Loading...
Logo TinLit
Read Story - Waktu Mati : Bukan tentang kematian, tapi tentang hari-hari yang tak terasa hidup
MENU
About Us  

Ada yang tumbuh dengan pelukan, ada yang tumbuh dengan diam. Dan kadang, diam lebih menyakitkan daripada bentakan.

**

Pagi di rumah selalu datang dengan pola yang sama—hangat, sibuk, tapi terasa kosong. Jam dinding berdetak pelan, seolah ikut menghitung detik-detil rutinitas. Dari dapur, suara wajan yang bergesekan dan denting sendok bersahut-sahutan, diiringi aroma nasi goreng yang mulai menguasai ruangan. Bau bawang goreng dan kecap manis menggelitik hidung, membuat perutku ikut bangun sepenuhnya.

Aku menuruni tangga pelan, seragam putih abu-abu sudah rapi di tubuhku. Langkahku berhenti sejenak di anak tangga terakhir, mataku menangkap sosok Mama yang tengah sibuk di dapur. Rambutnya dikuncir seadanya, blus polosnya sedikit kusut, dan tubuhnya bergerak cekatan mondar-mandir menyiapkan sarapan.

Di meja makan, Papa sudah duduk sambil menyeruput kopi dan membaca koran—halaman ekonomi, seperti biasa. Wajahnya serius, alisnya bertaut, seolah berita pagi ini bisa menentukan masa depan negara. Kursi di sebelahnya masih kosong. Bara belum juga turun dari kamar. Mungkin masih tidur atau sengaja menunda pagi seperti biasanya.

“Nasi gorengnya pakai telur ya, Ma?” tanyaku sambil menahan senyum kecil.

Mama menoleh, wajahnya hangat meski tampak lelah. “Tapi Ra... Telurnya tinggal satu.”

Aku menarik kursi dan duduk, lalu pura-pura sibuk menata sendok di piring sambil menahan nada kecewa. “Aku makan nasi gorengnya aja, Ma. Telurnya buat Bang Bara aja. Dia kan suka banget nasi goreng pakai telur setengah matang.”

Mama diam sebentar, lalu tersenyum. “Makasih ya Ra, udah perhatian sama Bang Bara.”

Aku mengangguk sambil tersenyum tipis. Dan entah kenapa, kalimat itu terasa cukup. Padahal… aku bahkan tidak yakin ini soal perhatian. Mungkin aku cuma ingin dengar Mama bilang: “Kamu anak yang baik, Nara.” Tapi aku tahu, Mama jarang bicara begitu. Jadi aku ambil yang ada. Senyumnya, dan ucapan terima kasih. Meski cuma sebentar.

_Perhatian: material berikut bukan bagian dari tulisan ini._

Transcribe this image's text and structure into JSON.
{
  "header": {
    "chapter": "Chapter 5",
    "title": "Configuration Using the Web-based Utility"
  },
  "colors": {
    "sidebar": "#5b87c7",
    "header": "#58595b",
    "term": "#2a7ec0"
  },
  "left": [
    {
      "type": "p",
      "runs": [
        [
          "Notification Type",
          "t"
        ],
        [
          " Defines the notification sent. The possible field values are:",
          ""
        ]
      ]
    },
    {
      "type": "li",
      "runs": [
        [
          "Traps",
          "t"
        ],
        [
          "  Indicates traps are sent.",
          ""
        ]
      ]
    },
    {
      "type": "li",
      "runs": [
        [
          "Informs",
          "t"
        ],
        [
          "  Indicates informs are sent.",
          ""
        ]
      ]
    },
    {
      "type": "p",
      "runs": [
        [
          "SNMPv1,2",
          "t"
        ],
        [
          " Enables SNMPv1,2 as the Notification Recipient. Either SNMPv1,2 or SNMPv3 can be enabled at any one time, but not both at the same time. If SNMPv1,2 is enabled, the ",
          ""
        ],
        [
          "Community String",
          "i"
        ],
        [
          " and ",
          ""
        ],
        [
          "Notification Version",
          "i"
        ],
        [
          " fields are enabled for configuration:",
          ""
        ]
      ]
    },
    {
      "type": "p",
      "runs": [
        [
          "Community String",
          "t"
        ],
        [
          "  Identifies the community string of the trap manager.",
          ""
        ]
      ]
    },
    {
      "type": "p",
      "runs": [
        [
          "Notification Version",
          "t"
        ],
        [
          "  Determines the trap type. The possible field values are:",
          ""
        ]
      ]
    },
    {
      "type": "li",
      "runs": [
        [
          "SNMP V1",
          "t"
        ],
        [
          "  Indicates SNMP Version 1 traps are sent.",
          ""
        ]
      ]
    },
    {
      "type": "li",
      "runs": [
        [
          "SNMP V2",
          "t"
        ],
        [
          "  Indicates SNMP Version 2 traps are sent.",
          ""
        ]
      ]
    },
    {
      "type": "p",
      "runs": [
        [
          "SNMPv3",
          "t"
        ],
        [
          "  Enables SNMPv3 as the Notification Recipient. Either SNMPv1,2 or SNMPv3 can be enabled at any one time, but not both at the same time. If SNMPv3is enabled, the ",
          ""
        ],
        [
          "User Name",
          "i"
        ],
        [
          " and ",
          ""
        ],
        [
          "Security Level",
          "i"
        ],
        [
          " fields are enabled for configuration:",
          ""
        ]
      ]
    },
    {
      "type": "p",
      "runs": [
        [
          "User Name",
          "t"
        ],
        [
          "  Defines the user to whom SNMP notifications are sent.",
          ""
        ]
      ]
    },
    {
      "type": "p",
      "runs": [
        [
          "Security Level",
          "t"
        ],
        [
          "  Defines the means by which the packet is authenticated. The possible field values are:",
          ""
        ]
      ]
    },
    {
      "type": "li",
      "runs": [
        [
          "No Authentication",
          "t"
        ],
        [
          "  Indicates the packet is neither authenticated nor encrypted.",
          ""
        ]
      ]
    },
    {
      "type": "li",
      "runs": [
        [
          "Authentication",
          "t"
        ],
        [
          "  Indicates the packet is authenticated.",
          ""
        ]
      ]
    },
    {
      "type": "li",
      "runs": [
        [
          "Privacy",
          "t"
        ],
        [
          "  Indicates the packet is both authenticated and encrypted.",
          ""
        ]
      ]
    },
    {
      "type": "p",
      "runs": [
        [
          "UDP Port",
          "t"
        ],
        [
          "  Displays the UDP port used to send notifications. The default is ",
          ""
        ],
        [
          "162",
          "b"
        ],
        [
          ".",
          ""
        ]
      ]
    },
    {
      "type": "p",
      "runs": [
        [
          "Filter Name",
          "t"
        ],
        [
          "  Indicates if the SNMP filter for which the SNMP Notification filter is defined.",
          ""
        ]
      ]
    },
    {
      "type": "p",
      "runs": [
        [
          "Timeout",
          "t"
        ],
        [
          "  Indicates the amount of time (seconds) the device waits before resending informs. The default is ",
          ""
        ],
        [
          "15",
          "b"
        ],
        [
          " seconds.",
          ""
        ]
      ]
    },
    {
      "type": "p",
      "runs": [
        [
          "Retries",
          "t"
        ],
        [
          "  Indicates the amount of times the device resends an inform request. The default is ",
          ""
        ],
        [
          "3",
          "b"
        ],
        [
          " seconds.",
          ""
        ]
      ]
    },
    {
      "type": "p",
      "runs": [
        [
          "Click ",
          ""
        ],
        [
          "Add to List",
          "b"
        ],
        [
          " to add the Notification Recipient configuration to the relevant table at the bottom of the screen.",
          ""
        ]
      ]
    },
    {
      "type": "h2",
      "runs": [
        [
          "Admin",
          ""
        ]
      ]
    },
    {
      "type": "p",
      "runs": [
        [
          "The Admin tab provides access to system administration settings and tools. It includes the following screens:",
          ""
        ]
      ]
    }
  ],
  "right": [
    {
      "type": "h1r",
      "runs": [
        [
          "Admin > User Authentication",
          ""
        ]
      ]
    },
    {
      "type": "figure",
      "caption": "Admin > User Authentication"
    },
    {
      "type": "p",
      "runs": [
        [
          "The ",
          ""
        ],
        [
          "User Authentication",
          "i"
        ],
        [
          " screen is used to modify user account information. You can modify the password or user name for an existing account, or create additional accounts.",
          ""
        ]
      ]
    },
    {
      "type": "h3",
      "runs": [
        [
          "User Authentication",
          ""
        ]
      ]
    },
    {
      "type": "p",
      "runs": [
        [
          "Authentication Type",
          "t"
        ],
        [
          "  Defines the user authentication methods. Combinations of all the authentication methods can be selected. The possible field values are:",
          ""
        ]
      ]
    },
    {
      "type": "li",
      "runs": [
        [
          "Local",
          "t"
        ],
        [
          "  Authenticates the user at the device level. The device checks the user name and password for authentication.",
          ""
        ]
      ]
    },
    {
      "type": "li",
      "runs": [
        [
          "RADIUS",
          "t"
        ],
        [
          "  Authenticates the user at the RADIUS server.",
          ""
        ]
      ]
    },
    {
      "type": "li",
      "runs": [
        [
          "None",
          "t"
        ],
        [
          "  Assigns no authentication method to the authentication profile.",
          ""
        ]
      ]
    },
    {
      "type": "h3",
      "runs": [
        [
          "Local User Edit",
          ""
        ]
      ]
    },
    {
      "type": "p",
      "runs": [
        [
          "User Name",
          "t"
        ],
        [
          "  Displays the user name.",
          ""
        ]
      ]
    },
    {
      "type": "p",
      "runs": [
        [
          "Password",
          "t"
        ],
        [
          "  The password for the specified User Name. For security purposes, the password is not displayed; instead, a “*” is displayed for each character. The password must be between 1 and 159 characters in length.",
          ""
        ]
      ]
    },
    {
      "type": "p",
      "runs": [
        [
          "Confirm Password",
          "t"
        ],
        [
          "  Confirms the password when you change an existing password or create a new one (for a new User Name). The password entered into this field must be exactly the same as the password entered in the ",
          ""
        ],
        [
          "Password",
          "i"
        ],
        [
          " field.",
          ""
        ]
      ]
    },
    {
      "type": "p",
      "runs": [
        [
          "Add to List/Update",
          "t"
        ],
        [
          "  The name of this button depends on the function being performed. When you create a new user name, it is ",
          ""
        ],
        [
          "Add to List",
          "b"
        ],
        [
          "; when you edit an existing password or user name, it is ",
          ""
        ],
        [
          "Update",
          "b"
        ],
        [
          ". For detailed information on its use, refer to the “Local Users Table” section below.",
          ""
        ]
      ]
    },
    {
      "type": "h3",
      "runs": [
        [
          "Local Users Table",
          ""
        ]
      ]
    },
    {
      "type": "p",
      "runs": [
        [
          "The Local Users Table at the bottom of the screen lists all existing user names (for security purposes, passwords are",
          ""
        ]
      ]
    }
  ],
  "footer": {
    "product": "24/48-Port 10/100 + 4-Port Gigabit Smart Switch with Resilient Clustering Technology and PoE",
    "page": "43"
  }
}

Tak lama setelah itu, Bara akhirnya muncul dengan rambut awut-awutan dan kaus hitam lusuh yang biasa dipakainya tidur. Ia duduk di seberangku, bersamaan dengan Mama yang membawa semangkuk besar nasi goreng dari dapur.

Aku menyendok nasi goreng ke piringku sendiri. Sambil menunduk, mataku melirik ke arah Mama yang dengan sigap menyodorkan sepiring nasi goreng lengkap dengan telur setengah matang ke depan Bara.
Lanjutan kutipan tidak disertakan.